The Rev. Lisa J. Lyon ’92
Watch out! Pay attention! Jesus says, “[W]hen you see these things taking place, you know that the kingdom of God is near.” What are “these things”? In Luke 21:5-17, Jesus lists them as the destruction of the temple, false prophets, wars and insurrections, earthquakes, famines, plagues, portents and signs in the heavens, arrests and persecutions, betrayal, hatred, and executions. At this writing, we are in the midst of the COVID-19 pandemic and the Black Lives Matter protests after the killing of George Floyd by a police officer. One can’t escape the feeling that Jesus is right here, right now, talking to us.

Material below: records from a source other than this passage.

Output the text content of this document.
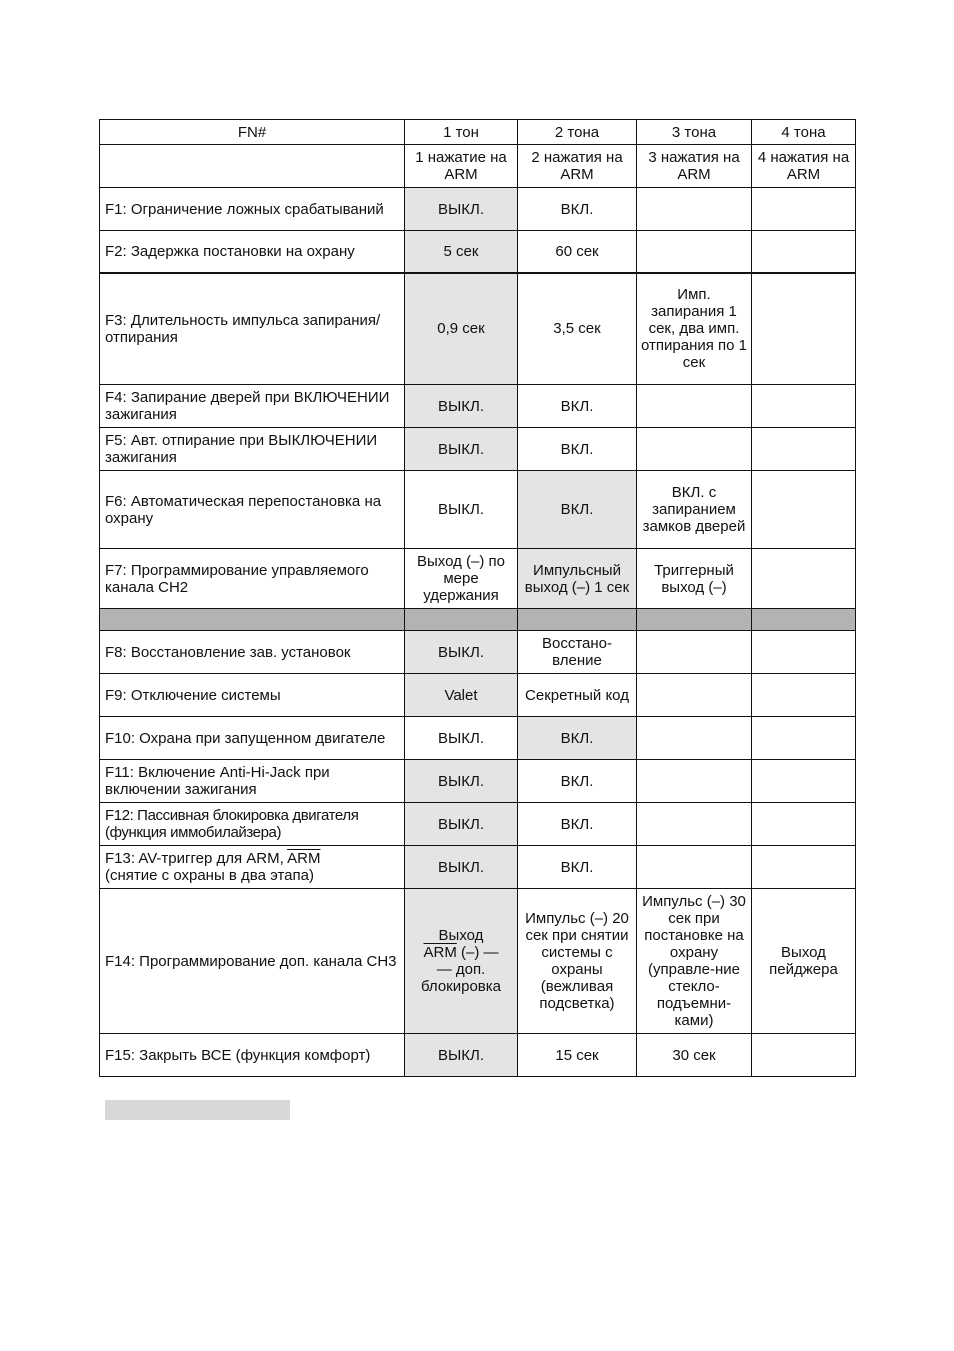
FN#	1 тон	2 тона	3 тона	4 тона
	1 нажатие на ARM	2 нажатия на ARM	3 нажатия на ARM	4 нажатия на ARM
F1: Ограничение ложных срабатываний	ВЫКЛ.	ВКЛ.		
F2: Задержка постановки на охрану	5 сек	60 сек		
F3: Длительность импульса запирания/отпирания	0,9 сек	3,5 сек	Имп. запирания 1 сек, два имп. отпирания по 1 сек	
F4: Запирание дверей при ВКЛЮЧЕНИИ зажигания	ВЫКЛ.	ВКЛ.		
F5: Авт. отпирание при ВЫКЛЮЧЕНИИ зажигания	ВЫКЛ.	ВКЛ.		
F6: Автоматическая перепостановка на охрану	ВЫКЛ.	ВКЛ.	ВКЛ. с запиранием замков дверей	
F7: Программирование управляемого канала CH2	Выход (–) по мере удержания	Импульсный выход (–) 1 сек	Триггерный выход (–)	

F8: Восстановление зав. установок	ВЫКЛ.	Восстано-вление		
F9: Отключение системы	Valet	Секретный код		
F10: Охрана при запущенном двигателе	ВЫКЛ.	ВКЛ.		
F11: Включение Anti-Hi-Jack при включении зажигания	ВЫКЛ.	ВКЛ.		
F12: Пассивная блокировка двигателя (функция иммобилайзера)	ВЫКЛ.	ВКЛ.		
F13: AV-триггер для ARM, $\overline{ARM}$
(снятие с охраны в два этапа)	ВЫКЛ.	ВКЛ.		
F14: Программирование доп. канала CH3	Выход
$\overline{ARM}$ (–) —
— доп. блокировка	Импульс (–) 20 сек при снятии системы с охраны (вежливая подсветка)	Импульс (–) 30 сек при постановке на охрану (управле-ние стекло-подъемни-ками)	Выход пейджера
F15: Закрыть ВСЕ (функция комфорт)	ВЫКЛ.	15 сек	30 сек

Christians live in the tension between the already and the not yet: Jesus came and established God’s kingdom on earth, but not until his coming again will that kingdom be fulfilled. Rather than anticipating the end of the world “when [we] see these things taking place,” we should remember that, nevertheless, “the kingdom of God is near.” That’s the hope we cling to in the midst of chaos.
Jesus calls us to be on guard and never give in to the fears and worries of our daily life by falling into dissipation and drunkenness. He urges us to be alert and watch for the signs—not merely signs of “the end,” but signs of the kingdom of God. Fred Rogers said, “Look for the helpers”; Jesus says, “Be the helpers.” And we must pray—pray for the strength to escape the pitfalls of self-centeredness, anger, and despair. If we do that, when Jesus returns we will be able to stand before the Son of Man having made the most of every moment, every opportunity, to make the kingdom of God on earth visible—to bring the kingdom of God to fruition by doing justice, loving kindness, and walking humbly with our God (Micah 6:8).
Gracious God, the signs of your kingdom on earth are obscured by sin. Please change our focus. Sharpen our perception of others’ suffering. Remove the blinders of “isms” that divide us. Excise the cataracts that distort the image of God in each person. Clarify our vision of hope. Thank you! Amen.